Und vieles von dem, was verkauft wurde, lag weit unter den bisherigen Höchstpreisen.
“Auf dem Markt herrscht im Moment ein ziemliches Gemetzel”, sagte mir ein Sammler, als wir die Ergebnisse durchgingen. “Viele Dinge verkaufen sich überhaupt nicht oder nur zu einem Bruchteil dessen, was sie einmal gekostet haben.”
Ein krasses Beispiel:
Emmanuel Takus Gemälde Sisters in Pink, das ich vor zwei Jahren in einer Kolumne über die steigenden Preise für aufstrebende afrikanische Künstler vorgestellt habe. Das Gemälde wurde 2021, dem Jahr seiner Entstehung, zum ersten Mal auf einer Auktion versteigert, nachdem es einige Male in Windeseile verkauft worden war. Es erzielte einen stolzen Preis von 189.000 $ bei einer Schätzung von 35.000 $. Sein neuer Besitzer hatte diesen Monat kein solches Glück:
Sisters in Pink wurde für nur 8.000 Dollar verkauft, während die Schätzung bei 10.000 bis 15.000 Dollar lag.

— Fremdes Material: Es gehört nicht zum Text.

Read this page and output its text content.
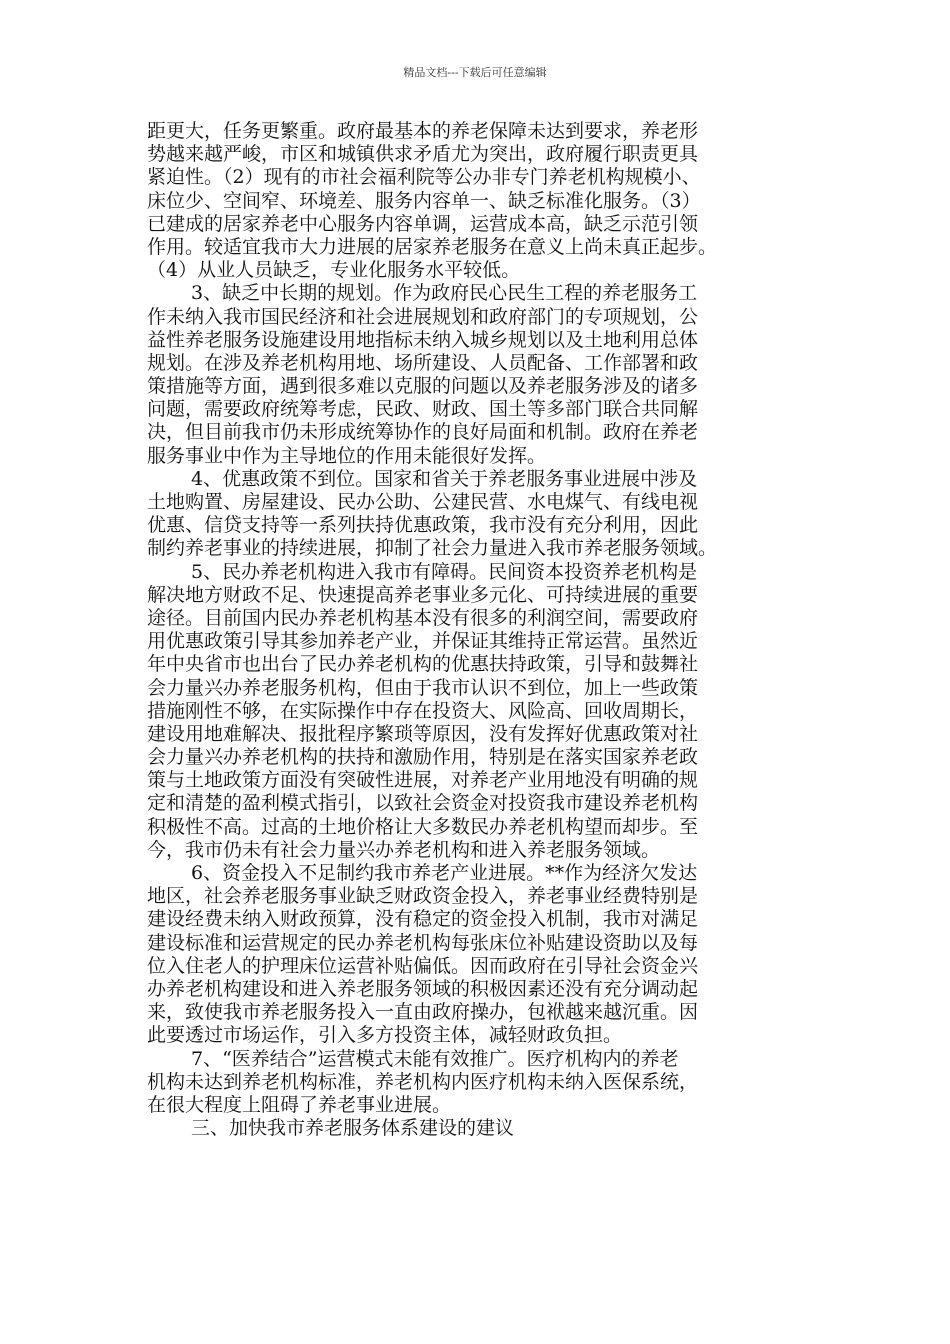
精品文档---下载后可任意编辑
距更大，任务更繁重。政府最基本的养老保障未达到要求，养老形
势越来越严峻，市区和城镇供求矛盾尤为突出，政府履行职责更具
紧迫性。（2）现有的市社会福利院等公办非专门养老机构规模小、
床位少、空间窄、环境差、服务内容单一、缺乏标准化服务。（3）
已建成的居家养老中心服务内容单调，运营成本高，缺乏示范引领
作用。较适宜我市大力进展的居家养老服务在意义上尚未真正起步。
（4）从业人员缺乏，专业化服务水平较低。
3、缺乏中长期的规划。作为政府民心民生工程的养老服务工
作未纳入我市国民经济和社会进展规划和政府部门的专项规划，公
益性养老服务设施建设用地指标未纳入城乡规划以及土地利用总体
规划。在涉及养老机构用地、场所建设、人员配备、工作部署和政
策措施等方面，遇到很多难以克服的问题以及养老服务涉及的诸多
问题，需要政府统筹考虑，民政、财政、国土等多部门联合共同解
决，但目前我市仍未形成统筹协作的良好局面和机制。政府在养老
服务事业中作为主导地位的作用未能很好发挥。
4、优惠政策不到位。国家和省关于养老服务事业进展中涉及
土地购置、房屋建设、民办公助、公建民营、水电煤气、有线电视
优惠、信贷支持等一系列扶持优惠政策，我市没有充分利用，因此
制约养老事业的持续进展，抑制了社会力量进入我市养老服务领域。
5、民办养老机构进入我市有障碍。民间资本投资养老机构是
解决地方财政不足、快速提高养老事业多元化、可持续进展的重要
途径。目前国内民办养老机构基本没有很多的利润空间，需要政府
用优惠政策引导其参加养老产业，并保证其维持正常运营。虽然近
年中央省市也出台了民办养老机构的优惠扶持政策，引导和鼓舞社
会力量兴办养老服务机构，但由于我市认识不到位，加上一些政策
措施刚性不够，在实际操作中存在投资大、风险高、回收周期长，
建设用地难解决、报批程序繁琐等原因，没有发挥好优惠政策对社
会力量兴办养老机构的扶持和激励作用，特别是在落实国家养老政
策与土地政策方面没有突破性进展，对养老产业用地没有明确的规
定和清楚的盈利模式指引，以致社会资金对投资我市建设养老机构
积极性不高。过高的土地价格让大多数民办养老机构望而却步。至
今，我市仍未有社会力量兴办养老机构和进入养老服务领域。
6、资金投入不足制约我市养老产业进展。**作为经济欠发达
地区，社会养老服务事业缺乏财政资金投入，养老事业经费特别是
建设经费未纳入财政预算，没有稳定的资金投入机制，我市对满足
建设标准和运营规定的民办养老机构每张床位补贴建设资助以及每
位入住老人的护理床位运营补贴偏低。因而政府在引导社会资金兴
办养老机构建设和进入养老服务领域的积极因素还没有充分调动起
来，致使我市养老服务投入一直由政府操办，包袱越来越沉重。因
此要透过市场运作，引入多方投资主体，减轻财政负担。
7、“医养结合”运营模式未能有效推广。医疗机构内的养老
机构未达到养老机构标准，养老机构内医疗机构未纳入医保系统，
在很大程度上阻碍了养老事业进展。
三、加快我市养老服务体系建设的建议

Lassen Sie das auf sich wirken: Jemand, der das Gemälde für 189.000 Dollar gekauft hatte,
verkaufte es drei Jahre später für 8.000 Dollar. Nein, ich habe keine Null übersehen.

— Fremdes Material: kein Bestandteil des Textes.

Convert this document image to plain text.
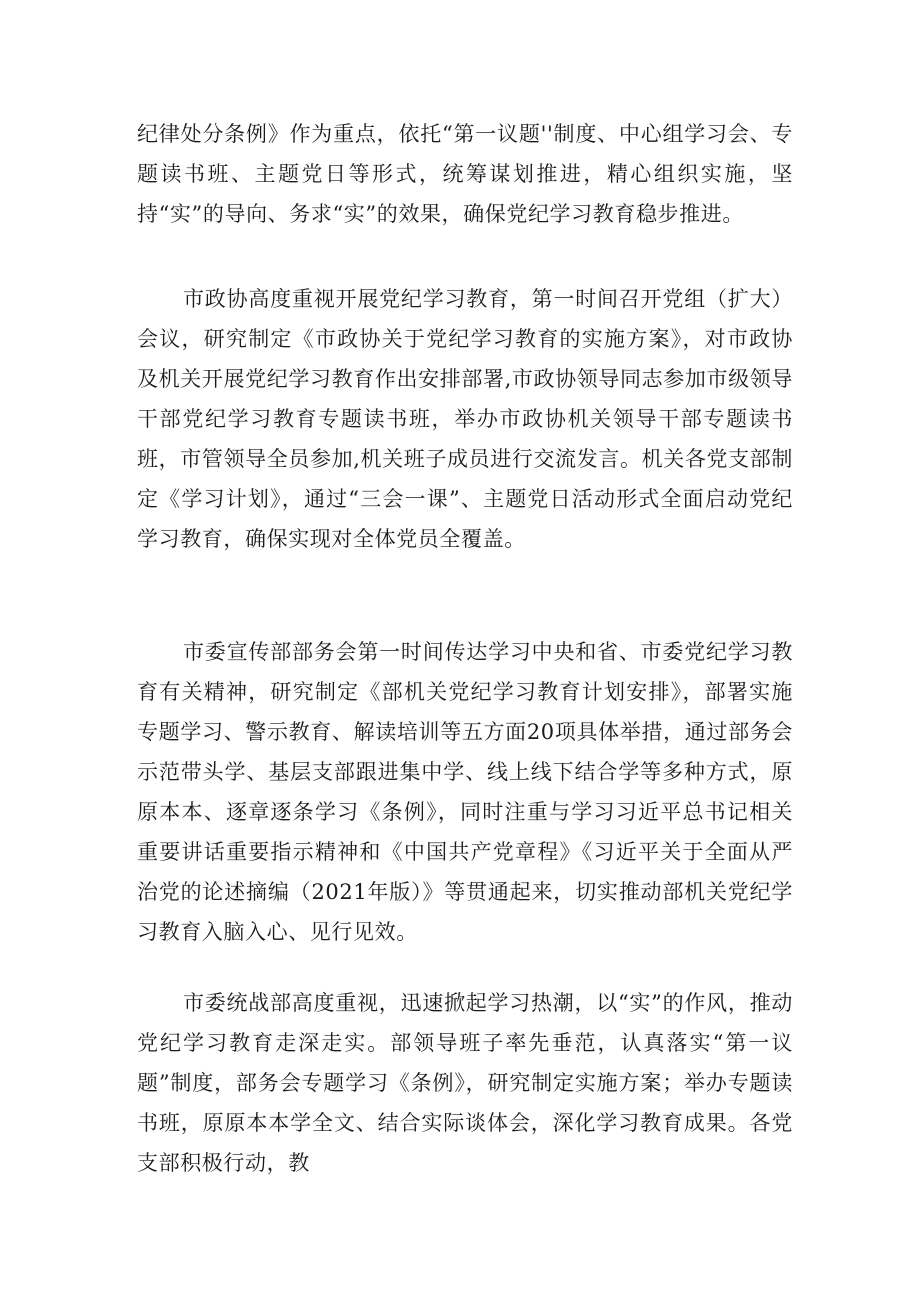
纪律处分条例》作为重点，依托“第一议题''制度、中心组学习会、专题读书班、主题党日等形式，统筹谋划推进，精心组织实施，坚持“实”的导向、务求“实”的效果，确保党纪学习教育稳步推进。

市政协高度重视开展党纪学习教育，第一时间召开党组（扩大）会议，研究制定《市政协关于党纪学习教育的实施方案》，对市政协及机关开展党纪学习教育作出安排部署,市政协领导同志参加市级领导干部党纪学习教育专题读书班，举办市政协机关领导干部专题读书班，市管领导全员参加,机关班子成员进行交流发言。机关各党支部制定《学习计划》，通过“三会一课”、主题党日活动形式全面启动党纪学习教育，确保实现对全体党员全覆盖。

市委宣传部部务会第一时间传达学习中央和省、市委党纪学习教育有关精神，研究制定《部机关党纪学习教育计划安排》，部署实施专题学习、警示教育、解读培训等五方面20项具体举措，通过部务会示范带头学、基层支部跟进集中学、线上线下结合学等多种方式，原原本本、逐章逐条学习《条例》，同时注重与学习习近平总书记相关重要讲话重要指示精神和《中国共产党章程》《习近平关于全面从严治党的论述摘编（2021年版）》等贯通起来，切实推动部机关党纪学习教育入脑入心、见行见效。

市委统战部高度重视，迅速掀起学习热潮，以“实”的作风，推动党纪学习教育走深走实。部领导班子率先垂范，认真落实“第一议题”制度，部务会专题学习《条例》，研究制定实施方案；举办专题读书班，原原本本学全文、结合实际谈体会，深化学习教育成果。各党支部积极行动，教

Dieses eindeutige Ergebnis hat mich zum Nachdenken darüber gebracht, wie die Menschen in der Kunstbranche über Preise denken, mich selbst eingeschlossen.

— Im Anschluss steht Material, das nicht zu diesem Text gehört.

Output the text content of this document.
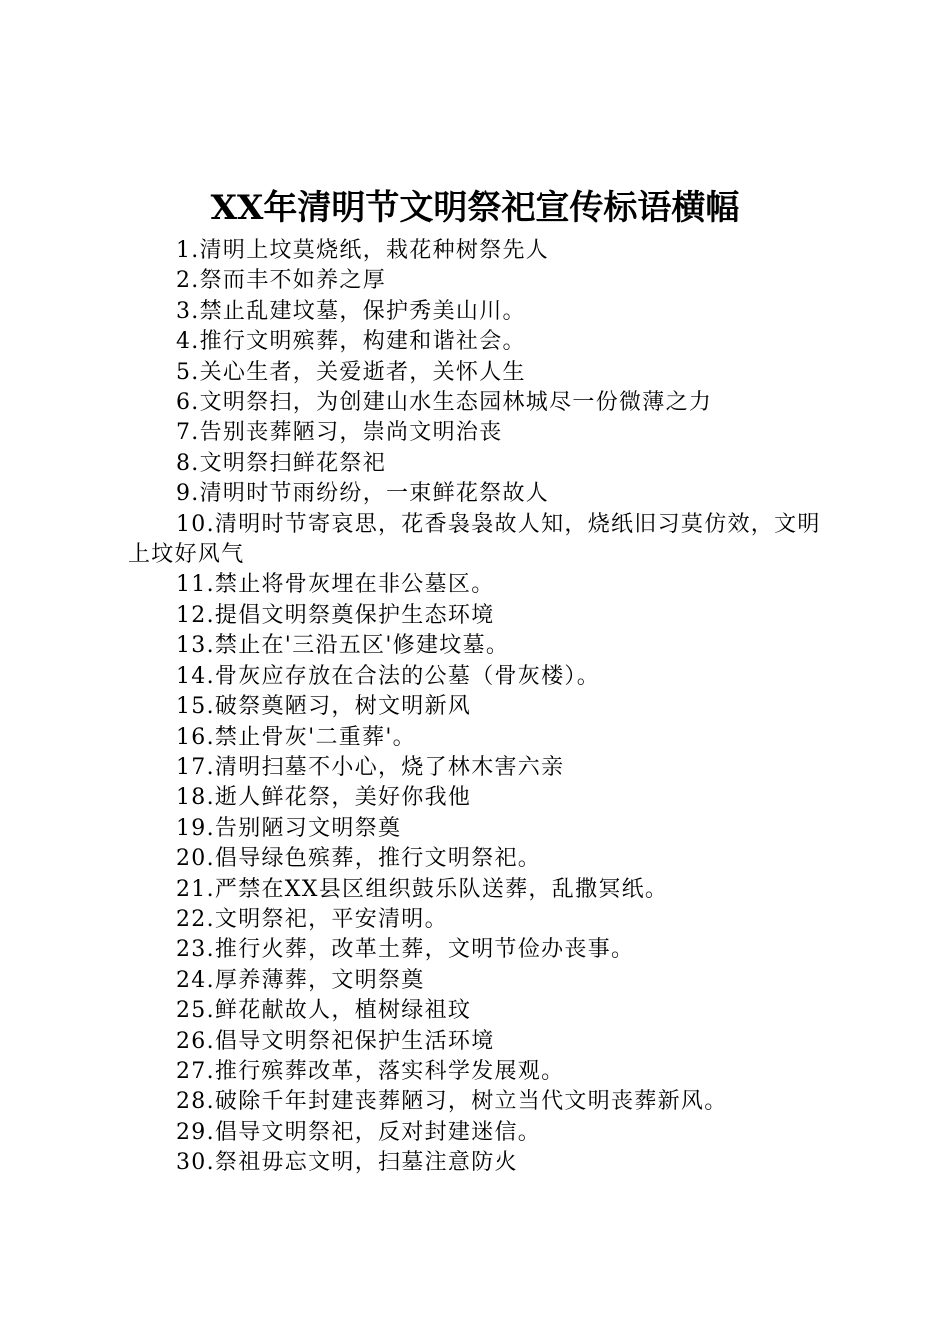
XX年清明节文明祭祀宣传标语横幅
1.清明上坟莫烧纸，栽花种树祭先人
2.祭而丰不如养之厚
3.禁止乱建坟墓，保护秀美山川。
4.推行文明殡葬，构建和谐社会。
5.关心生者，关爱逝者，关怀人生
6.文明祭扫，为创建山水生态园林城尽一份微薄之力
7.告别丧葬陋习，崇尚文明治丧
8.文明祭扫鲜花祭祀
9.清明时节雨纷纷，一束鲜花祭故人
10.清明时节寄哀思，花香袅袅故人知，烧纸旧习莫仿效，文明上坟好风气
11.禁止将骨灰埋在非公墓区。
12.提倡文明祭奠保护生态环境
13.禁止在'三沿五区'修建坟墓。
14.骨灰应存放在合法的公墓（骨灰楼）。
15.破祭奠陋习，树文明新风
16.禁止骨灰'二重葬'。
17.清明扫墓不小心，烧了林木害六亲
18.逝人鲜花祭，美好你我他
19.告别陋习文明祭奠
20.倡导绿色殡葬，推行文明祭祀。
21.严禁在XX县区组织鼓乐队送葬，乱撒冥纸。
22.文明祭祀，平安清明。
23.推行火葬，改革土葬，文明节俭办丧事。
24.厚养薄葬，文明祭奠
25.鲜花献故人，植树绿祖玟
26.倡导文明祭祀保护生活环境
27.推行殡葬改革，落实科学发展观。
28.破除千年封建丧葬陋习，树立当代文明丧葬新风。
29.倡导文明祭祀，反对封建迷信。
30.祭祖毋忘文明，扫墓注意防火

In den letzten zwei Jahrzehnten hat sich die Auffassung herausgebildet, dass Kunst ein alternativer Vermögenswert ist, der – mit den richtigen Maßnahmen und dem richtigen Timing – genauso gut (wenn nicht sogar besser als) traditionelle Vermögenswerte wie Aktien, Anleihen und Immobilien wertbeständig ist.
Doch was geschieht mit dieser Vorstellung, wenn die Preise einbrechen, wie es jetzt der Fall ist?
Warum ist Kunst mit Investment-Grade-Rating heute viel weniger liquide als noch vor zwei Jahren?
Stehen wir vor einer Zukunft, in der es für Investoren schwierig sein könnte, ihr Geld zurückzubekommen?
Wie sind wir hierher gekommen?
Ich werde diese aktuellen Fragen in einer Reihe von Artikeln untersuchen. Doch lassen Sie mich zunächst einen Schritt zurückgehen.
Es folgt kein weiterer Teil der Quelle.